I know what it costs a man like him to say a thing like that out loud, because I’ve spent my life around men who’d rather lose a marriage than narrate one.
He just narrated his, in a parking-garage skyway, to the woman whose entire job is his reputation, which makes it either the most reckless thing he’s done since the press room or the most honest. With Rhett I’m learning those are frequently the same thing.
“Why are you telling me this?” I say finally. “You don’t tell anyone this.”
“No.”
“So why me?”
He looks at me for a long time, the storm wiping the world white behind him, fifty-three years old and lit by an exit sign, and he says the most dangerous thing anyone’s said to me all season, more dangerous than the almost, more dangerous than his hand on my jaw three nights ago.
“Because you’re standing in front of me,” he says. “And I give everything to what’s in front of me. That’s the whole problem, Maren. You’ve been in front of me since the press room, and I have spent thirty years learning exactly what I do to the people who end up there.”
It is, I realize, not a confession of feeling. It’s a warning. He’s not telling me he wants me. He’s telling me what wanting me would cost me, in the only language he has, which is the language of a man itemizing his own wreckage so I can read the receipt before I sign.
And the horrible thing is that it doesn’t scare me off.
It does the opposite. Because nobody has ever handed me their worst self as a gift before.
As a don't. I've spent my entire life being the reliable one, the person everybody leans on and nobody warns.
And then a man looks at me in a snowstorm and says I will hurt you because it's what I'm built to do, and I have never in my life felt more wanted than that.
Which tells you everything you need to know about me, and none of it is good.
“We should go up,” I say. My voice isn’t working right.
“Yeah.”
We don’t move. The snow keeps erasing the city. Somewhere below us a season’s falling apart and a family’s cracking down the seam and I’m standing on a glass bridge falling for a man who just told me, kindly, in detail, that I shouldn’t.

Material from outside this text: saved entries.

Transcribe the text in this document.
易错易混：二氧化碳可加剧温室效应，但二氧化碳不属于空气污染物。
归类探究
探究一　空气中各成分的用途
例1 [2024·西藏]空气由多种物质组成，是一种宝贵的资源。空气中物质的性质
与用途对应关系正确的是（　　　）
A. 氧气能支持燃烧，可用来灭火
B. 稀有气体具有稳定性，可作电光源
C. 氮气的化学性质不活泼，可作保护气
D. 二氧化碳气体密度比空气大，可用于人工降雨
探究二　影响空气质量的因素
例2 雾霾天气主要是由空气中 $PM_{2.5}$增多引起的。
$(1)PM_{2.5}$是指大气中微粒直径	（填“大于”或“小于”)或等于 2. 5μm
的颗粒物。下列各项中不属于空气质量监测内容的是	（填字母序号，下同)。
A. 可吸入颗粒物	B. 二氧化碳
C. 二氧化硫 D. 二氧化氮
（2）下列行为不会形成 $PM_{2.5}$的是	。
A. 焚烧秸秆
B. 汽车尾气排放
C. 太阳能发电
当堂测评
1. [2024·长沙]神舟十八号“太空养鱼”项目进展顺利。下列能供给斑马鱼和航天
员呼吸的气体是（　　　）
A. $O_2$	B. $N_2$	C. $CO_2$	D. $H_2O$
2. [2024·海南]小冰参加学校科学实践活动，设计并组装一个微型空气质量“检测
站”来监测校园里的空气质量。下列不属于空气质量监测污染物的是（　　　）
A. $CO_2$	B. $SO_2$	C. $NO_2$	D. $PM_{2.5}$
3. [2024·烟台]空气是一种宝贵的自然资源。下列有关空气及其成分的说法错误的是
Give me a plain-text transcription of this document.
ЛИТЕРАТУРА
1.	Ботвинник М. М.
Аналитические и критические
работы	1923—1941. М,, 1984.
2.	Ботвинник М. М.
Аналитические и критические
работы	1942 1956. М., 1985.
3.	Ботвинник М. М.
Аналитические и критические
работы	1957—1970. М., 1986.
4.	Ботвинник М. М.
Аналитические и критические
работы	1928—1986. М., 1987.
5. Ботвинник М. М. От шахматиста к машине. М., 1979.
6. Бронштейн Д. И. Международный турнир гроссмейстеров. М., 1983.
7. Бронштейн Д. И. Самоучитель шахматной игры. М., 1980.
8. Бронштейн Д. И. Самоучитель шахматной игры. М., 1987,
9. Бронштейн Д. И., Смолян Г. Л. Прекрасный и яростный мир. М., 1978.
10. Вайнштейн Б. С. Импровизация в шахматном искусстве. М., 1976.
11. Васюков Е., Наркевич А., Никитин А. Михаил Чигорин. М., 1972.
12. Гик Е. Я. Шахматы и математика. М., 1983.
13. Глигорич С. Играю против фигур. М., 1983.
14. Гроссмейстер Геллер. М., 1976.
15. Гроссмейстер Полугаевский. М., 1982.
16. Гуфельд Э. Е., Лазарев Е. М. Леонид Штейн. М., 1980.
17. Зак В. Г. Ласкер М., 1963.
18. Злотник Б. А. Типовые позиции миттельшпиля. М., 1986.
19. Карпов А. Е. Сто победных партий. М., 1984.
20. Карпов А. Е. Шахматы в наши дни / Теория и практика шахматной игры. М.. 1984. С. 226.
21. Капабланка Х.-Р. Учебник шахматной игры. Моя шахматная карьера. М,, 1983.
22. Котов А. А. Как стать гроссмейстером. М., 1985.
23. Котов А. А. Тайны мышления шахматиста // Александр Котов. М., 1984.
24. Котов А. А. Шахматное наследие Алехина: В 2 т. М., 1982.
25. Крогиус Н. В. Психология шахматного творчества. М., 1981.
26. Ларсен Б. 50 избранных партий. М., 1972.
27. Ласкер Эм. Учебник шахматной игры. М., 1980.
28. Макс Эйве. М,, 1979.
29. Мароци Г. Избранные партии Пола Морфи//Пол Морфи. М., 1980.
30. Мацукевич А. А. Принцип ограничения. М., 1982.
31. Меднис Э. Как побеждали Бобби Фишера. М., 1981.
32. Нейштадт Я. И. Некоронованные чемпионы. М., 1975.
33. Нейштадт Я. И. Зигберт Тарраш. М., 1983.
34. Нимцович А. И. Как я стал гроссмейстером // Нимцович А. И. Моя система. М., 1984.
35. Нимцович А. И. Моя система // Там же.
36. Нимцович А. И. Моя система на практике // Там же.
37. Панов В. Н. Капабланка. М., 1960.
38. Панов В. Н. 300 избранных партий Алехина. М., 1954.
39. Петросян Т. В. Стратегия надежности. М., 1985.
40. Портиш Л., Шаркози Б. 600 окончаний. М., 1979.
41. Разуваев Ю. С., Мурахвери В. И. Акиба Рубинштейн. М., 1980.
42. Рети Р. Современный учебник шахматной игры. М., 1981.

I go up first. Alone. It’s the smartest thing I do all night, and it doesn’t feel smart, it feels like leaving the only warm room in the building.
In the elevator I take out my phone but I do not text him.
I open the weekly report template instead, because work is the thing I do when I can't have the thing I want.
I get as far as the cursor in the box marked coach demeanor / stability before I realize I have no idea what to write.
The honest answer is cracked all the way open on a bridge in a snowstorm.
That's not a number from one to five. It's not anybody's business, and it's certainly not the front office's.
I close the template without writing anything. It’s the first time I’ve ever done that.
I don’t think about why that matters.